Dr Ken Ng and Dr Ian Larson from Monash University's Faculty of Pharmacy noted that while the body normally produced enough antioxidants to protect it from free radical damage, natural levels were often dangerously low in high-risk individuals such as those at risk of developing Alzheimer’s disease, diabetes, atherosclerosis or those with a poor diet.
To increase the rate of oxygen absorption, the scientists developed “a tiny sponge-like chitosan biopolymeric nanoparticle” that formed a protective vehicle for the antioxidants in the manner of a micro trojan horse.

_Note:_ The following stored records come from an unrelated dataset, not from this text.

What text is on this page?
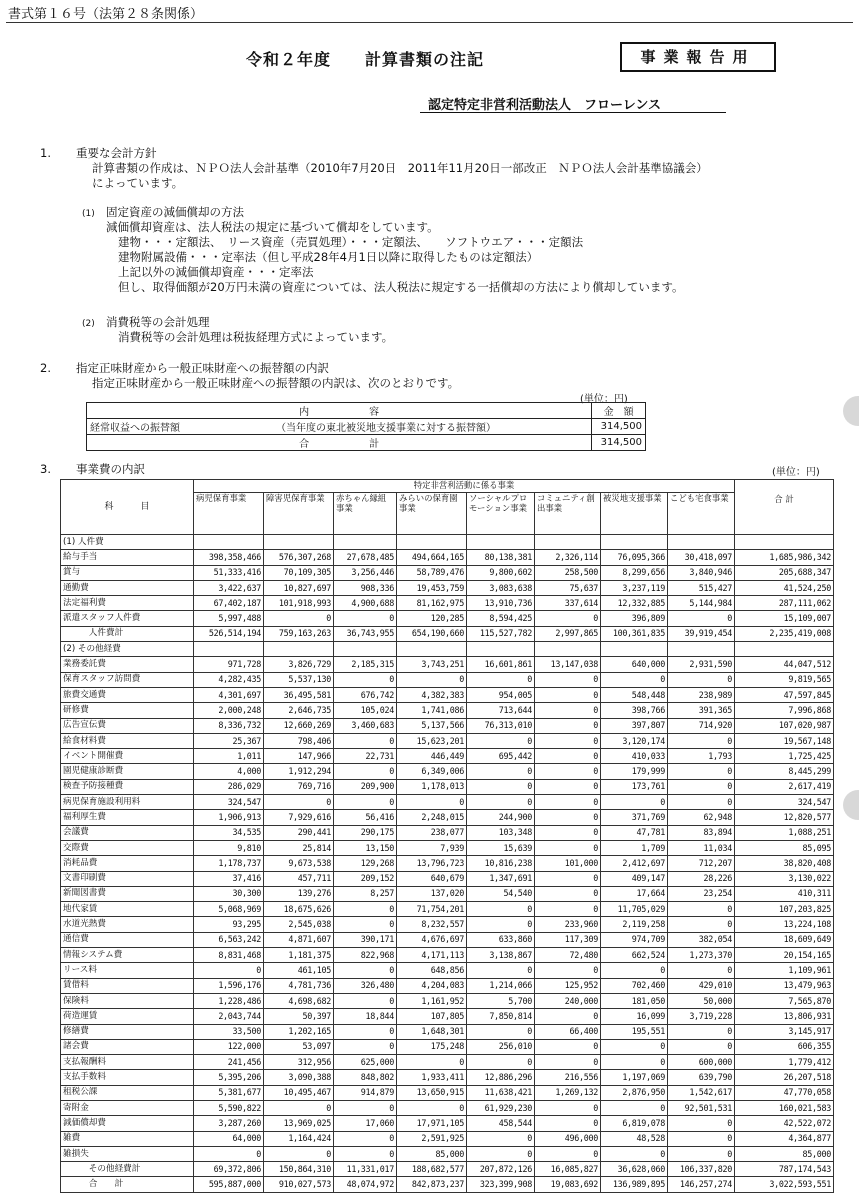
書式第１６号（法第２８条関係）
令和２年度 計算書類の注記	事業報告用
認定特定非営利活動法人　フローレンス
1. 重要な会計方針
計算書類の作成は、ＮＰＯ法人会計基準（2010年7月20日　2011年11月20日一部改正　ＮＰＯ法人会計基準協議会）
によっています。
(1) 固定資産の減価償却の方法
減価償却資産は、法人税法の規定に基づいて償却をしています。
建物・・・定額法、　リース資産（売買処理）・・・定額法、　　ソフトウエア・・・定額法
建物附属設備・・・定率法（但し平成28年4月1日以降に取得したものは定額法）
上記以外の減価償却資産・・・定率法
但し、取得価額が20万円未満の資産については、法人税法に規定する一括償却の方法により償却しています。
(2) 消費税等の会計処理
消費税等の会計処理は税抜経理方式によっています。
2. 指定正味財産から一般正味財産への振替額の内訳
指定正味財産から一般正味財産への振替額の内訳は、次のとおりです。
(単位：円)
内　　　　　　容		金　額
経常収益への振替額	（当年度の東北被災地支援事業に対する振替額）	314,500
合　　　　　　計		314,500
3. 事業費の内訳	(単位：円)
科　　　目	特定非営利活動に係る事業								合 計
	病児保育事業	障害児保育事業	赤ちゃん縁組事業	みらいの保育園事業	ソーシャルプロモーション事業	コミュニティ創出事業	被災地支援事業	こども宅食事業	
(1) 人件費									
給与手当	398,358,466	576,307,268	27,678,485	494,664,165	80,138,381	2,326,114	76,095,366	30,418,097	1,685,986,342
賞与	51,333,416	70,109,305	3,256,446	58,789,476	9,800,602	258,500	8,299,656	3,840,946	205,688,347
通勤費	3,422,637	10,827,697	908,336	19,453,759	3,083,638	75,637	3,237,119	515,427	41,524,250
法定福利費	67,402,187	101,918,993	4,900,688	81,162,975	13,910,736	337,614	12,332,885	5,144,984	287,111,062
派遣スタッフ人件費	5,997,488	0	0	120,285	8,594,425	0	396,809	0	15,109,007
　　　人件費計	526,514,194	759,163,263	36,743,955	654,190,660	115,527,782	2,997,865	100,361,835	39,919,454	2,235,419,008
(2) その他経費									
業務委託費	971,728	3,826,729	2,185,315	3,743,251	16,601,861	13,147,038	640,000	2,931,590	44,047,512
保育スタッフ訪問費	4,282,435	5,537,130	0	0	0	0	0	0	9,819,565
旅費交通費	4,301,697	36,495,581	676,742	4,382,383	954,005	0	548,448	238,989	47,597,845
研修費	2,000,248	2,646,735	105,024	1,741,086	713,644	0	398,766	391,365	7,996,868
広告宣伝費	8,336,732	12,660,269	3,460,683	5,137,566	76,313,010	0	397,807	714,920	107,020,987
給食材料費	25,367	798,406	0	15,623,201	0	0	3,120,174	0	19,567,148
イベント開催費	1,011	147,966	22,731	446,449	695,442	0	410,033	1,793	1,725,425
園児健康診断費	4,000	1,912,294	0	6,349,006	0	0	179,999	0	8,445,299
検査予防接種費	286,029	769,716	209,900	1,178,013	0	0	173,761	0	2,617,419
病児保育施設利用料	324,547	0	0	0	0	0	0	0	324,547
福利厚生費	1,906,913	7,929,616	56,416	2,248,015	244,900	0	371,769	62,948	12,820,577
会議費	34,535	290,441	290,175	238,077	103,348	0	47,781	83,894	1,088,251
交際費	9,810	25,814	13,150	7,939	15,639	0	1,709	11,034	85,095
消耗品費	1,178,737	9,673,538	129,268	13,796,723	10,816,238	101,000	2,412,697	712,207	38,820,408
文書印刷費	37,416	457,711	209,152	640,679	1,347,691	0	409,147	28,226	3,130,022
新聞図書費	30,300	139,276	8,257	137,020	54,540	0	17,664	23,254	410,311
地代家賃	5,068,969	18,675,626	0	71,754,201	0	0	11,705,029	0	107,203,825
水道光熱費	93,295	2,545,038	0	8,232,557	0	233,960	2,119,258	0	13,224,108
通信費	6,563,242	4,871,607	390,171	4,676,697	633,860	117,309	974,709	382,054	18,609,649
情報システム費	8,831,468	1,181,375	822,968	4,171,113	3,138,867	72,480	662,524	1,273,370	20,154,165
リース料	0	461,105	0	648,856	0	0	0	0	1,109,961
賃借料	1,596,176	4,781,736	326,480	4,204,083	1,214,066	125,952	702,460	429,010	13,479,963
保険料	1,228,486	4,698,682	0	1,161,952	5,700	240,000	181,050	50,000	7,565,870
荷造運賃	2,043,744	50,397	18,844	107,805	7,850,814	0	16,099	3,719,228	13,806,931
修繕費	33,500	1,202,165	0	1,648,301	0	66,400	195,551	0	3,145,917
諸会費	122,000	53,097	0	175,248	256,010	0	0	0	606,355
支払報酬料	241,456	312,956	625,000	0	0	0	0	600,000	1,779,412
支払手数料	5,395,206	3,090,388	848,802	1,933,411	12,886,296	216,556	1,197,069	639,790	26,207,518
租税公課	5,381,677	10,495,467	914,879	13,650,915	11,638,421	1,269,132	2,876,950	1,542,617	47,770,058
寄附金	5,590,822	0	0	0	61,929,230	0	0	92,501,531	160,021,583
減価償却費	3,287,260	13,969,025	17,060	17,971,105	458,544	0	6,819,078	0	42,522,072
雑費	64,000	1,164,424	0	2,591,925	0	496,000	48,528	0	4,364,877
雑損失	0	0	0	85,000	0	0	0	0	85,000
　　　その他経費計	69,372,806	150,864,310	11,331,017	188,682,577	207,872,126	16,085,827	36,628,060	106,337,820	787,174,543
　　　合　　計	595,887,000	910,027,573	48,074,972	842,873,237	323,399,908	19,083,692	136,989,895	146,257,274	3,022,593,551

Except instead of delivering a swarm of marauding soldiers, a swathe of nutrients is dispersed in the body in quantities greater than may have been possible otherwise.
Chitosan is derived from the shells of crustaceans such as shrimp and crabs.
The researchers said antioxidants typically found in the food and food supplements supply chain were often poorly absorbed in the gut, which provoked their research.
"Antioxidants sit within this tiny trojan horse, protecting it from attack from digestive juices in the stomach," Dr Larson said. "Once in the small intestine the nanoparticle gets sticky and bonds to the intestinal wall. It then leaks its contents directly into the intestinal cells, which allows them to be absorbed directly into the blood stream.”"We hope that by mastering this technique, drugs and supplements also vulnerable to the digestive process can be better absorbed by the human body."
Dr Ng said that while the research was in its infancy, human trials were slated for early 2009.
"For catechins – the class of antioxidants under examination and among the most potent dietary antioxidants – only between 0.1 and 1.1 per cent of the amount consumed makes it into our blood,” he said. “If we can improve that rate, the benefits are enormous."
The researchers hoped that nano trojan horses would one day be added to foods and beverages in a similar way to other popular functional ingredients such as omega-3s and probiotics.
Research presented at the IFT International Food Nanoscience Conference in New Orleans recently found nanoemulsions containing bioactive compounds such as curcumin or antioxidants like lycopene could reduce the growth and spread of cancer cells by more than 70 per cent.
Nanoemulsions created using a high-pressure microfluidiser have led to the reduction in the size and growth of cancer cells in lab animals.